Input: extern int a; int f(int x) { while (__builtin_ffs(x) && x) x -= a; return x; } gcc 6.3.0 with -O3 compiled this as: f(int): movl %edi, %eax movl a(%rip), %esi movl $-1, %ecx jmp .L3 .L11: testl %eax, %eax je .L2 subl %esi, %eax .L3: bsfl %eax, %edx cmove %ecx, %edx cmpl $-1, %edx jne .L11 .L2: rep ret whereas current trunk (also with -O3) compiles it as: f(int): movl $-1, %ecx bsfl %edi, %eax cmove %ecx, %eax cmpl %ecx, %eax je .L5 testl %edi, %edi je .L6 movl a(%rip), %esi movl %edi, %eax jmp .L3 .L4: testl %eax, %eax je .L1 .L3: subl %esi, %eax bsfl %eax, %edx cmove %ecx, %edx cmpl $-1, %edx jne .L4 ret .L6: xorl %eax, %eax .L1: ret .L5: movl %edi, %eax ret There are fewer instructions overall for the case where x is 0 on entry, but trunk still has longer code overall even if we change the while-condition to __builtin_expect(!!__builtin_ffs(x) && x, 1) which ideally should pessimise this case. For the same input, clang trunk with -O3 gives: f(int): # @f(int) test edi, edi je .LBB0_3 mov eax, dword ptr [rip + a] neg edi .LBB0_2: # =>This Inner Loop Header: Depth=1 add edi, eax jne .LBB0_2 .LBB0_3: xor eax, eax ret This seems to rely simply on the fact that (__builtin_ffs(x) == 0) and (x == 0) are equivalent.
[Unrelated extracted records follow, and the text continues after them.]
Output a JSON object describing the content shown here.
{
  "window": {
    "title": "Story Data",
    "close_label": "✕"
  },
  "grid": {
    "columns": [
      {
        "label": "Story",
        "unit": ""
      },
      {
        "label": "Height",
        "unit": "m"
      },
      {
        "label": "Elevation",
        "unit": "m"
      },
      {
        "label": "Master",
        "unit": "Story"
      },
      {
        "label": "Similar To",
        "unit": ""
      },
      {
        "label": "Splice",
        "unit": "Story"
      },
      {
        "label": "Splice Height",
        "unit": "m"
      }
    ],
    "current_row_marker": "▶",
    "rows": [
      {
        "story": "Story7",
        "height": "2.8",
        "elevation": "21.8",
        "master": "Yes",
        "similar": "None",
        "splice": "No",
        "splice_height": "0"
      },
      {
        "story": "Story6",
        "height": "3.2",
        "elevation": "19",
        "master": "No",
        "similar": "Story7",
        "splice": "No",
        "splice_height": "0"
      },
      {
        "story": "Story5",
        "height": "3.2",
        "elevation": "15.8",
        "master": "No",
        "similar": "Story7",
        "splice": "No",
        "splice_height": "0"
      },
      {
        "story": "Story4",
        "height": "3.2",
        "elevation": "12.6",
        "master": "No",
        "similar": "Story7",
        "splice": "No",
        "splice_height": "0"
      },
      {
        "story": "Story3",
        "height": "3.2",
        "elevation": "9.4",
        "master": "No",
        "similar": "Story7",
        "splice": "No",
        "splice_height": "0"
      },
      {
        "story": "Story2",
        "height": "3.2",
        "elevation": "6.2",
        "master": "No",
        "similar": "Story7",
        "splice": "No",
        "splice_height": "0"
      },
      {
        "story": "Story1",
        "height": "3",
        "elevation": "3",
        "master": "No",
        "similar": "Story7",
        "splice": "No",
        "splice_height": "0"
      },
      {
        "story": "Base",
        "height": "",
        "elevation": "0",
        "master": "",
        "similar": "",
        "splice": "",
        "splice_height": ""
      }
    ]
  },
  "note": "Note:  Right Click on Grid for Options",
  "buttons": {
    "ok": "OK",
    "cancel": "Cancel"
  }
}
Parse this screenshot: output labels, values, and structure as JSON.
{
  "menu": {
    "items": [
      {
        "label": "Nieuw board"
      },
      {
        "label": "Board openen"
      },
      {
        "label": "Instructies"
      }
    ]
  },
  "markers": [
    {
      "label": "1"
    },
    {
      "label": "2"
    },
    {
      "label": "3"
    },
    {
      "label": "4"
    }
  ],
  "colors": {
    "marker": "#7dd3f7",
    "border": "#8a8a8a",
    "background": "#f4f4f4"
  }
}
If you simplify the while-condition to simply __builtin_ffs(x), then the difference is smaller but still there: 6.3.0: f(int): movl %edi, %eax movl a(%rip), %esi movl $-1, %ecx jmp .L3 .L5: subl %esi, %eax .L3: bsfl %eax, %edx cmove %ecx, %edx cmpl $-1, %edx jne .L5 rep ret trunk: f(int): movl $-1, %ecx bsfl %edi, %eax cmove %ecx, %eax cmpl %ecx, %eax je .L4 movl a(%rip), %esi movl %edi, %eax .L3: subl %esi, %eax bsfl %eax, %edx cmove %ecx, %edx cmpl $-1, %edx jne .L3 ret .L4: movl %edi, %eax ret
.optimized shows <bb 2> [local count: 114863532]: _8 = __builtin_ffs (x_4(D)); if (_8 != 0) goto <bb 3>; [94.50%] else goto <bb 7>; [5.50%] <bb 3> [local count: 108546038]: if (x_4(D) != 0) goto <bb 4>; [94.50%] else goto <bb 7>; [5.50%] missed jump-threading. <bb 5> [local count: 958878293]: # x_10 = PHI <x_4(D)(4), x_6(6)> x_6 = x_10 - a.0_1; _2 = __builtin_ffs (x_6); if (_2 != 0) goto <bb 6>; [94.50%] else goto <bb 7>; [5.50%] <bb 6> [local count: 906139986]: if (x_6 != 0) goto <bb 5>; [94.50%] else goto <bb 7>; [5.50%] likewise. VRP needs to derive a range for x_6 from _2 != 0.
This appears to be resolved?
After r11-1080 (PR 95527), __builtin_ffs(x) && x becomes just x != 0 and optimized. So yes fixed for GCC 11.